A night at the ward

At eight o’clock
your whispers are faded 
periwinkle and wrinkled 
with shadows 
of indigo bruised,
like a worn pair of jeans
hugging your hips
a summer ten years ago.

Closer to midnight 
you labored sighs
have darkened to prussian,
while the ventilator hisses
are hot pink and bright.
and only much later 
just before dawn
a cornflower gasp
flees from your lips,
and the rage of your silence
turns purple and puce.

Today we are writing about colors in Synesthesia at dVerse where Grace hosts. I have not been in an ER with anyone so the poem is fiction.

November 5, 2020

27 responses to “A night at the ward

  1. This hits close to home as I have been in the ER many times before. I can feel the chill and hiss of that ventilator. Such a sad ending but I love that cornflower gasp and rage of silence, so telling of its weight.

  2. Your poem took me back to dark places, Björn, especially the whispers
    ‘periwinkle and wrinkled
    with shadows
    of indigo bruised,
    like a worn pair of jeans’
    and ventilator hisses ‘hot pink and bright’.
    But oh, the ‘cornflower gasp’ and the rage of silence that ‘turns purple and puce’!

  3. Wow, the emotion and darkness in this piece is tangible. I also love the choice of colors you describe in this poem, it just makes the emotions so easy to visualize and imagine in this narrative of grief and loss.

  4. Fantastic,
    periwinkle and wrinkled
    with shadows
    of indigo bruised,
    like a worn pair of jeans
    hugging your hips
    a summer ten years ago

    This seems to capture a whole period of life in a few lines.

  5. Oh thank goodness your poem is fiction as that is quite an upsetting image. Unfortunately I have been witness to a situation like this and you have invoked the feeling very powerfully.

  6. Your fiction is powerful, your message palpable. Your ending is very strong (I was going to say killer). I think you aced the prompt.

  7. Been there, bedside, (without the colors, of course) Bjorn, and you nailed the scenario perfectly. And that perfection is enhanced (can perfection BE enhanced?) by your choice and inclusion of breathcolor. Awesomely writ.

  8. The emotion in this one is so raw and palpable, Bjorn! I can picture the scene especially this part; “a cornflower gasp flees from your lips, and the rage of your silence turns purple and puce.” Powerful write! 💝

  9. I’ve thought the word Synesthesia sounds like a condition wherein the “Sufferer is someone who fails to remember the sins they’ve committed and therefore, is doomed to repeat their mistakes.” But the true meaning is much, much coolers. Though very tragic when paired with a ventilator and end of life.

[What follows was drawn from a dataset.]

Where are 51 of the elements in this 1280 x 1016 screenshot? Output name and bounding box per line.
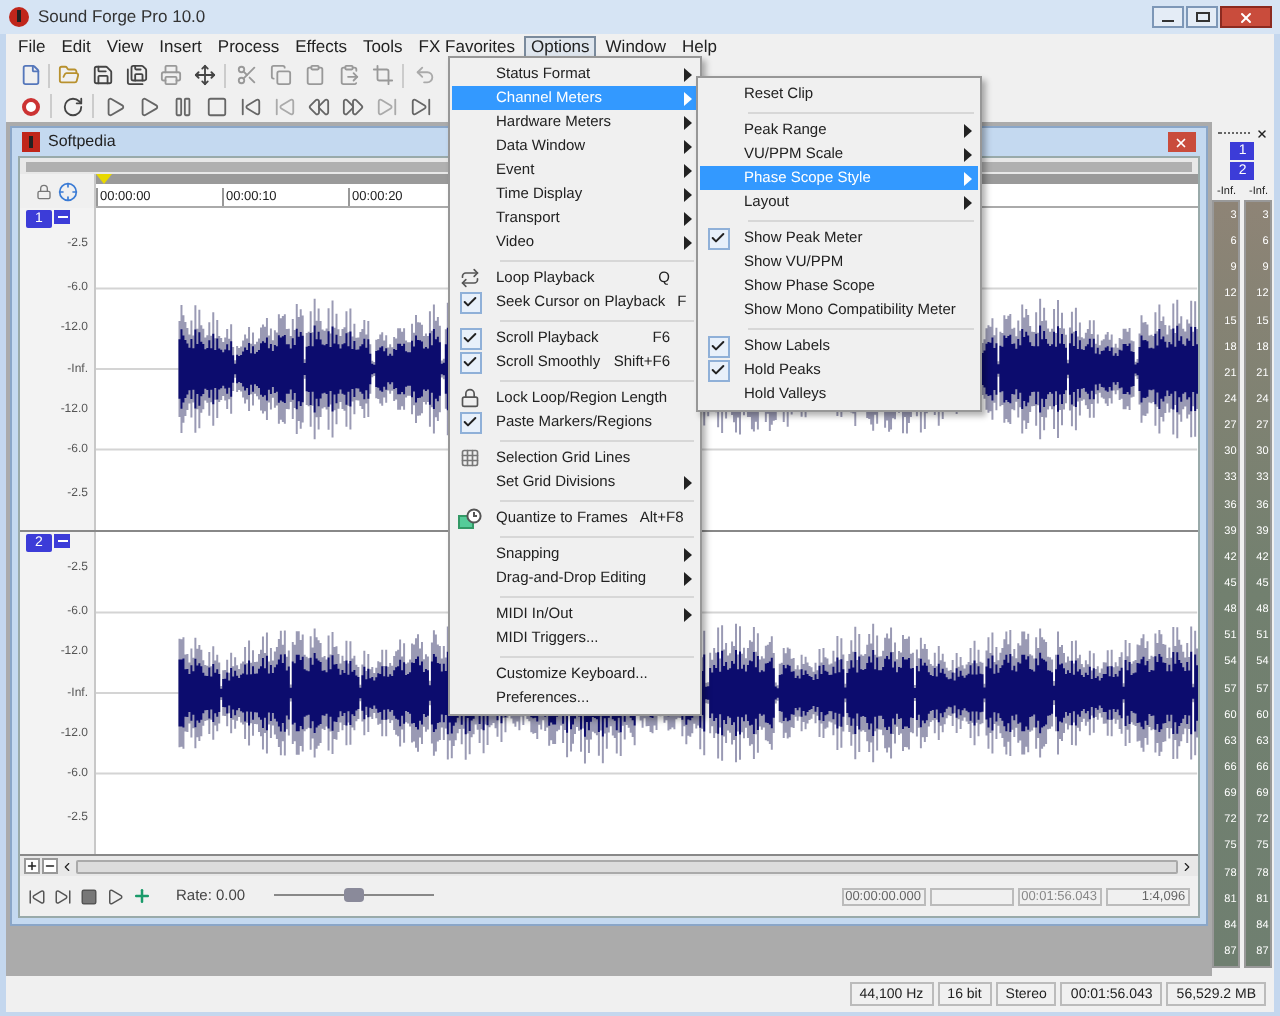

    I have had that unenviable experience. It’s a sound and sight you can never unsee or unhear.

  10. Bjorn, Your paint the scenes with your poetic brush so delicately but to such intense beauty of feeling. Even that of sorrow.

  11. “the rage of your silence”

    A wonderfully ambiguous and evocative image. I think this comes the closest, even, to the experience of synesthesia–that conflation of the unrelated.

  12. It’s all been said … so poignantly powerful I was sure it was a close family member, so most relieved it’s fiction … graphically painted!

  13. I wish you could be with me here Bjorn, as you would have heard an audible and loud sigh escape from my lips as I finished reading this. I have seen my husband on life support and this is too real. I am forever grateful we did not experience the end lines of your poem. This is a powerful write.